I’d probably spend the next few years reading, writing and researching on Latin America. I’m currently working on my dissertation about Venezuela, particularly about the prospects of the military as source of state ideology. Much Marxist and post-Marxist literature consider the military as a coercive apparatus that only implements state ideology and my dissertation looks at the reverse – how the military itself can be the source of state ideology. When I tell people about my topic, a lot of them say it’s interesting – either out of courtesy or sincerity, I’ll never know. I remember my Bolivian friend telling me “military is such a big word for a small girl.” But the common question I normally encounter is – why Latin America? What drives a frail Asian girl who speaks neither Spanish nor Portuguese to study Latin America?

I’m not going to fabricate some “when-I-was-a-little-girl-I-was-fascinated-with-Aztecs” type of story. I did not watch Marimar. I picked Dhalsim over Blanca in Street Fighter, and I was never Montezuma in Sid Meier’s Civilization. (I was Bismarck when I conquered the world.) Honestly, it was Gareth Richards who stirred my interest in Latin America in his undergraduate course Politics of Change. People can say whatever they want about Gareth, but I’m not ashamed to admit that he greatly influenced my research interests and even my choice of university for post-grad. Then of course, there’s Walden Bello.

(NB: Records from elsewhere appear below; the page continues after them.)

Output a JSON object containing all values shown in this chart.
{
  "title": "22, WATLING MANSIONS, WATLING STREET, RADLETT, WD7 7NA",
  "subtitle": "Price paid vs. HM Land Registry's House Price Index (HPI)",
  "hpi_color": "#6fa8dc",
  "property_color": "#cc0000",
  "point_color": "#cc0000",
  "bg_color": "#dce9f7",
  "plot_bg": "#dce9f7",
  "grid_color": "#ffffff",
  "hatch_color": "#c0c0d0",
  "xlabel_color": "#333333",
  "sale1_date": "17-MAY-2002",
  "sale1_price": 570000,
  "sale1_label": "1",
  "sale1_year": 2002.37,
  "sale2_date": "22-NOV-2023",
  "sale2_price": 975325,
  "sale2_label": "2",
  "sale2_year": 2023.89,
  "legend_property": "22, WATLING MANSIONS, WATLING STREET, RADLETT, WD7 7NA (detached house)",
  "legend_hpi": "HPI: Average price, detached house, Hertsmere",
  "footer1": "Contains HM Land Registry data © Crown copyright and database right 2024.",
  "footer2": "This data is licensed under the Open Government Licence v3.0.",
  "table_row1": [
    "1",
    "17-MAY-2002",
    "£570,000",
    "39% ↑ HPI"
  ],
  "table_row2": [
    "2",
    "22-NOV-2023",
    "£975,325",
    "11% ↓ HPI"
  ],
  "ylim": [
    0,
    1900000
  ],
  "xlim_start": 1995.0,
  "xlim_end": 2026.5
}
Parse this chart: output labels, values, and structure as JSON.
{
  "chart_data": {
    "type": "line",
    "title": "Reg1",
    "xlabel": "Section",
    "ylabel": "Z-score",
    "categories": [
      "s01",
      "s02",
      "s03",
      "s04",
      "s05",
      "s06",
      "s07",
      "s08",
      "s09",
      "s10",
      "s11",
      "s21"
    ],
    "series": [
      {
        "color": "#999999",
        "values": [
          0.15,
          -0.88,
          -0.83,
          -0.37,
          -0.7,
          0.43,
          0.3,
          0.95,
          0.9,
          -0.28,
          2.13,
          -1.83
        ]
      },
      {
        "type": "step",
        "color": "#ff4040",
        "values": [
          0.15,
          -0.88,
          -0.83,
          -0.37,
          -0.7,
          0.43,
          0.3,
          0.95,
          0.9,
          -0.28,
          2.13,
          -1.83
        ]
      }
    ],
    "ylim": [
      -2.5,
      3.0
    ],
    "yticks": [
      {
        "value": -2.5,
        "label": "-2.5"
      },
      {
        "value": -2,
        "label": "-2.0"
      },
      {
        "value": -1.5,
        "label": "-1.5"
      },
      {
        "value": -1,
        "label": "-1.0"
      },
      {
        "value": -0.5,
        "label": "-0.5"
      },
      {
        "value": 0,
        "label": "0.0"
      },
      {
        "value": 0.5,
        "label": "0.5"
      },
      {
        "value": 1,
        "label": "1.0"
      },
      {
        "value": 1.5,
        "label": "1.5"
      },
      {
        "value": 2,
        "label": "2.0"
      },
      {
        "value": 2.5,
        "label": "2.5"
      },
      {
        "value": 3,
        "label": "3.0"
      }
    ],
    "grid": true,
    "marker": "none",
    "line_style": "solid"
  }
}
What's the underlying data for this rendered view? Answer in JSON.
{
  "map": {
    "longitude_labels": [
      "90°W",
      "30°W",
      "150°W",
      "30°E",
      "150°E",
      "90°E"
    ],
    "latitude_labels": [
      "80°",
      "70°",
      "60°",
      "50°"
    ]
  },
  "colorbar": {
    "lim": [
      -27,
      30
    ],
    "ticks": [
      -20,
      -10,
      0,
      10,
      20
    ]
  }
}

He was supportive enough to let me deliver his MA lecture on Democratic Transitions in Chile and it just amazed me how structurally similar yet qualitatively different Chile and the Philippines are.

But what really fascinates me about Latin America is the rise of populist leaders and their anti-neoliberal rhetoric. In Venezuela, constitutions are sold in the streets and people actually buy and read it. In Brazil, kids in the mountains blame unrestricted free trade for their poverty. If that’s not enough, Hugo Chavez calling Bush the devil in the UN and the donkey in his television programme is entertaining to say the least. That’s not something you see everyday.

Of course, there are perky factors that triggered my interest too, like Venezuela’s good track record in Miss Universe and other beauty pageants, or the observed overproduction of ‘el guapos’ in Dominican Republic (Didith and Ollie can attest to this!).

So while everyone else is obsessed about China or the Middle East, I think I’m set in focusing on Latin America. After all, with this topic, I don’t mind going on fieldwork.